昨夜他在走廊里坐了通夜,后半夜胡思乱想的时候听到门里拖鞋拖沓的声音停在门口,他一颗心提的老高,最后声音还是远去,大门依旧紧闭着。
言卿失落的垂下头颅。
第二天一早开车到华数上班,一进到办公室扑面而来的窒息感。
每当在他以为已经足够糟糕的时候,生活总会与他开玩笑,变得更加糟糕。
办公室靠墙的那面还有焦婷的小办公桌,桌子上还摆着她的水杯。可是他却见不到她了。
言卿站在门口定定的看着那里,随后大步走过去坐下,无力的趴在桌面上,把自己埋在手臂圈成的小空间里。
不一会儿咚的一声敲门声响起,然后大门就直接被推开。
来人先是往办公桌那边望了一眼没看到言卿的人,才转眸在办公室里寻找,结果看到趴在小桌子上的言卿,一下就笑了。
“诶,你这是干嘛呢?”
言卿一抬头看到霍兰之正站在门口,挑起眉头似笑非笑的打量着他,言卿坐起来,肃了肃面色,神情自若的开口,“你怎么突然来了?”
“来跟你说件事情。”
“什么事?”
闻言霍兰之舔了舔嘴唇,打量了一下言卿身下的小办公椅,又看了一眼另一旁的沙发会客区,眯着凤眼说道,“我觉得你还是坐在沙发上听比较好。”
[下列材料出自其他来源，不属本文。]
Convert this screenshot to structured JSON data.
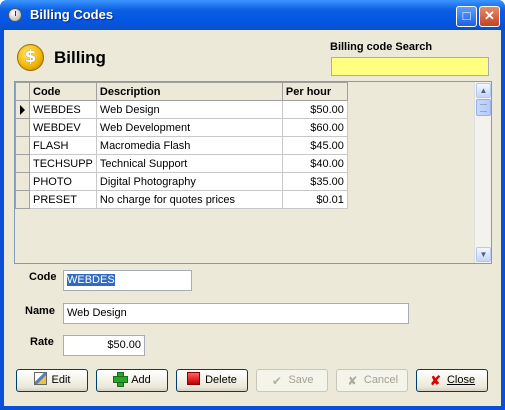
{
  "window": {
    "title": "Billing Codes",
    "maximize_glyph": "□",
    "close_glyph": "✕"
  },
  "header": {
    "coin_glyph": "$",
    "title": "Billing",
    "search_label": "Billing code Search",
    "search_value": ""
  },
  "grid": {
    "columns": [
      "Code",
      "Description",
      "Per hour"
    ],
    "rows": [
      {
        "code": "WEBDES",
        "description": "Web Design",
        "rate": "$50.00",
        "current": true
      },
      {
        "code": "WEBDEV",
        "description": "Web Development",
        "rate": "$60.00"
      },
      {
        "code": "FLASH",
        "description": "Macromedia Flash",
        "rate": "$45.00"
      },
      {
        "code": "TECHSUPP",
        "description": "Technical Support",
        "rate": "$40.00"
      },
      {
        "code": "PHOTO",
        "description": "Digital Photography",
        "rate": "$35.00"
      },
      {
        "code": "PRESET",
        "description": "No charge for quotes prices",
        "rate": "$0.01"
      }
    ],
    "scroll_up_glyph": "▲",
    "scroll_down_glyph": "▼"
  },
  "form": {
    "code_label": "Code",
    "code_value": "WEBDES",
    "name_label": "Name",
    "name_value": "Web Design",
    "rate_label": "Rate",
    "rate_value": "$50.00"
  },
  "buttons": {
    "edit": "Edit",
    "add": "Add",
    "delete": "Delete",
    "save": "Save",
    "cancel": "Cancel",
    "close": "Close",
    "save_glyph": "✔",
    "cancel_glyph": "✘",
    "close_glyph": "✘"
  },
  "icons": {
    "title": "stopwatch-icon",
    "billing": "dollar-coin-icon",
    "current_row": "row-pointer-icon",
    "edit": "edit-icon",
    "add": "add-icon",
    "delete": "delete-icon",
    "save": "checkmark-icon",
    "cancel": "cancel-icon",
    "close": "close-icon"
  },
  "colors": {
    "title_bar": "#0456e5",
    "search_highlight": "#ffff80",
    "selection": "#316ac5",
    "face": "#ece9d8"
  }
}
虽然有些奇怪,言卿还是依了霍兰之的意思坐到沙发上,然后抬眸默不作声的看着他。
霍兰之轻嘶一声,在言卿斜对面的单人沙发上坐下了,懒洋洋的晃着脑袋,“这还真不太好说。”
说完瞥了一眼言卿,“不管我说了什么,你都冷静点。”
一句话让言卿觉得不大好,冷峻的脸庞更冷了。
快刀斩乱麻,霍兰之也不想再拖了,直接说道,“听说焦婷的违约金是五百万?”
听到这句话言卿的表情霎时变了,一种阴冷的感觉爬上心头,然后看着霍兰之继续说道。
“你和焦婷怎么样了?”
似乎也没想得到言卿的回答,霍兰之自顾自的说下去,“我家姑娘跟我说,她想借钱给焦婷让她解约。”
言卿猛的抬起头,骇然失色。
“至于最后她们是怎么决定的我不知道,我就是过来告诉你一声。”
霍兰之觉得言卿真是太惨了,事情的来龙去脉林钰大概已经跟他讲清楚了。他万万没想到他那个小姨的战斗力还如此强悍。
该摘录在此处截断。